The company attributes the improvement to the performance of its core business. The company expects its earnings for fiscal year ending Oct. 31 to be in the range of $2.75 to $3.25 a share.

"Our expectations are to be profitable across the business cycle," said Daniel C. Ustian, Navistar chairman, president and CEO. "The plans we have put in place for our core businesses are on track through the second quarter. We are confident that the foundation is in place to continue to support our profitability and grow our business."

Navistar reported revenues of $2.7 billion in the fiscal second quarter, down from about $2.8 billion in the 2009 period.

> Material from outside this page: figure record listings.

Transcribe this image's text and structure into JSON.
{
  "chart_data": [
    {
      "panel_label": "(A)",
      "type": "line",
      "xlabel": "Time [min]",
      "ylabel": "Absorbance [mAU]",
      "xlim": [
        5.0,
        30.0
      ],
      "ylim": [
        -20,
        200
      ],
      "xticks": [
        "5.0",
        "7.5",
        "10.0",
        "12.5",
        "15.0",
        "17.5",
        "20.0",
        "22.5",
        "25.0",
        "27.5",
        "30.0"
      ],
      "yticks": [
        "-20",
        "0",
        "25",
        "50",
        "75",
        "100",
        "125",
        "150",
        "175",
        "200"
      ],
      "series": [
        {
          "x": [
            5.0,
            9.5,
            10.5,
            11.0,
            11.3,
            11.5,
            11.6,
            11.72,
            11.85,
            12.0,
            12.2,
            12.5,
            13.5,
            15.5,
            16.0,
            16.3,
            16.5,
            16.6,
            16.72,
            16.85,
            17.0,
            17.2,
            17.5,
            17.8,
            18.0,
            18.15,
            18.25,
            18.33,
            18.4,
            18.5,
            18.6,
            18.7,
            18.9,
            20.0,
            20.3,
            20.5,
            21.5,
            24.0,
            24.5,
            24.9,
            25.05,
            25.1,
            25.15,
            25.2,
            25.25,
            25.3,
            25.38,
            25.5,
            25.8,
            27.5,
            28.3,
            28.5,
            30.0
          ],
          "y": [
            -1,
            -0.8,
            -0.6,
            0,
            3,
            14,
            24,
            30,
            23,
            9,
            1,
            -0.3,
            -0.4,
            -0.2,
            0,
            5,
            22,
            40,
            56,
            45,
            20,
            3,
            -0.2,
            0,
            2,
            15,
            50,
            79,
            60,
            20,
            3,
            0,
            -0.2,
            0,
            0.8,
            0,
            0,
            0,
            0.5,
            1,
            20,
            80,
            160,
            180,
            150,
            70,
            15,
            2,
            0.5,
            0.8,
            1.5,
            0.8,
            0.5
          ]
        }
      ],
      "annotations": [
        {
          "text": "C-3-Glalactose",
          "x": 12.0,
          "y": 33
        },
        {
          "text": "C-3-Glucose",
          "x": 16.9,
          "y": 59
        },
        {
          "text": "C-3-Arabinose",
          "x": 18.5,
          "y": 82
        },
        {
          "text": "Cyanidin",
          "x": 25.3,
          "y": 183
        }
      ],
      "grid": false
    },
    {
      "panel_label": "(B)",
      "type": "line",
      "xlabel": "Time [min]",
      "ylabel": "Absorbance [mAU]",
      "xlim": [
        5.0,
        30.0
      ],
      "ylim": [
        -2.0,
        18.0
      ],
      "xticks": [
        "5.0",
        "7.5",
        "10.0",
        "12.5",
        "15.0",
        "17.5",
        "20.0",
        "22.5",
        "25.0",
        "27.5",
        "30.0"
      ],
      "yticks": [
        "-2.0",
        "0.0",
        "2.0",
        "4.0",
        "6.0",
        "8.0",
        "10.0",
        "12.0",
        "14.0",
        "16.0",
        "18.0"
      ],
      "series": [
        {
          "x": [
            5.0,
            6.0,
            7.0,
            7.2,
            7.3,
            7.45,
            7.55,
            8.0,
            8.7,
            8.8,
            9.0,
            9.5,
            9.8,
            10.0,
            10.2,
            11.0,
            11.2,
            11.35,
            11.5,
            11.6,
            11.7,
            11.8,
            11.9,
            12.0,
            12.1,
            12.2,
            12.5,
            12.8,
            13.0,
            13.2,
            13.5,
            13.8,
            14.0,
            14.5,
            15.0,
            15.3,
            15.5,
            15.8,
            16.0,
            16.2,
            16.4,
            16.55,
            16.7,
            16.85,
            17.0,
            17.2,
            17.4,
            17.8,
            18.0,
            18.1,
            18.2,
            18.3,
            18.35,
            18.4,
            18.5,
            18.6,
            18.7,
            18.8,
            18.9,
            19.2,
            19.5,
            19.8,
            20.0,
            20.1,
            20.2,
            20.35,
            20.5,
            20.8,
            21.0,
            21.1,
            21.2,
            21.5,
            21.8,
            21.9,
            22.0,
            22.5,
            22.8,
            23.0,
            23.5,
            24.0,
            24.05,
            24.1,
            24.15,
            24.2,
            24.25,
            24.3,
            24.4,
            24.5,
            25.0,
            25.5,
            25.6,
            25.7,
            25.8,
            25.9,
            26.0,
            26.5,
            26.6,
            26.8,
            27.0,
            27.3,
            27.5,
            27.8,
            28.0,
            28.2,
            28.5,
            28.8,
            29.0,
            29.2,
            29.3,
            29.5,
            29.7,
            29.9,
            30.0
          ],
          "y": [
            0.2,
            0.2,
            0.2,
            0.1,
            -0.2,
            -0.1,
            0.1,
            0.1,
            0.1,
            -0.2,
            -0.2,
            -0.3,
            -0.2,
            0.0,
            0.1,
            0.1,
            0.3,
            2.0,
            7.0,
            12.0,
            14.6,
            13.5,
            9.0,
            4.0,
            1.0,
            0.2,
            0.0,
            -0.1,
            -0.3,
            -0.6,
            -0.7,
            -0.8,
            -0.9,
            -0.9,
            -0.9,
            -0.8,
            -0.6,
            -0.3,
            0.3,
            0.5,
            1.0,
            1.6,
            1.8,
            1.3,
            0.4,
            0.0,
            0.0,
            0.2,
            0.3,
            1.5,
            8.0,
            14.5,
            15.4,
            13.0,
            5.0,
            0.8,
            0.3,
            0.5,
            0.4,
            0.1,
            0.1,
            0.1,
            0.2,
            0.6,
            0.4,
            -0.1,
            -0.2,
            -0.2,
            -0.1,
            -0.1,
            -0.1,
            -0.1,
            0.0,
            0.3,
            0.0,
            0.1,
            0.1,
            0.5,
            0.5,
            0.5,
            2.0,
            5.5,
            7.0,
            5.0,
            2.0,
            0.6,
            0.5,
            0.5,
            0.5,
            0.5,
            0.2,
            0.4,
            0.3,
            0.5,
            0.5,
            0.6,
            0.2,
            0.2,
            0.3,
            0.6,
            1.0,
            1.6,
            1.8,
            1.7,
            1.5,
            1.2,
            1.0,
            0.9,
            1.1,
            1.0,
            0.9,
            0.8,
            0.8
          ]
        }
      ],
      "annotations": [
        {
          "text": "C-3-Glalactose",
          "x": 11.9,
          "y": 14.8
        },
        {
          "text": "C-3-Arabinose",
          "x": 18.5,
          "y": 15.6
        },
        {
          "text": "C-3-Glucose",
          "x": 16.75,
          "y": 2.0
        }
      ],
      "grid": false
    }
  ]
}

"We remain confident for the remainder of the year about our ability to deliver fiscal 2010 results in the previously reported range," said Ustian. "The orders we have received for our 2010-compliant products ensure that the business is well positioned for the rest of the year."

Navistar's truck segment rolled in $76 million during the quarter, compared with $56 million in the 2009 quarter. According to Navistar, the increases were driven by improved commercial performance and continued material and manufacturing cost improvements offset partially by lower military sales.

Increased engine demand in Brazil offset the decreased volumes in North America caused by the expiration of the company's contract with Ford. The engine segment reported $15 million in profit in the 2010 period, compared to a loss of $84 million in the 2009 quarter.

The parts segment reported a second-quarter profit of $58 million, down from a year-ago profit of $115 million, which was positively impacted by strong MRAP volumes. Navistar said increased volumes in North America offset the impact of lower U.S. military sales.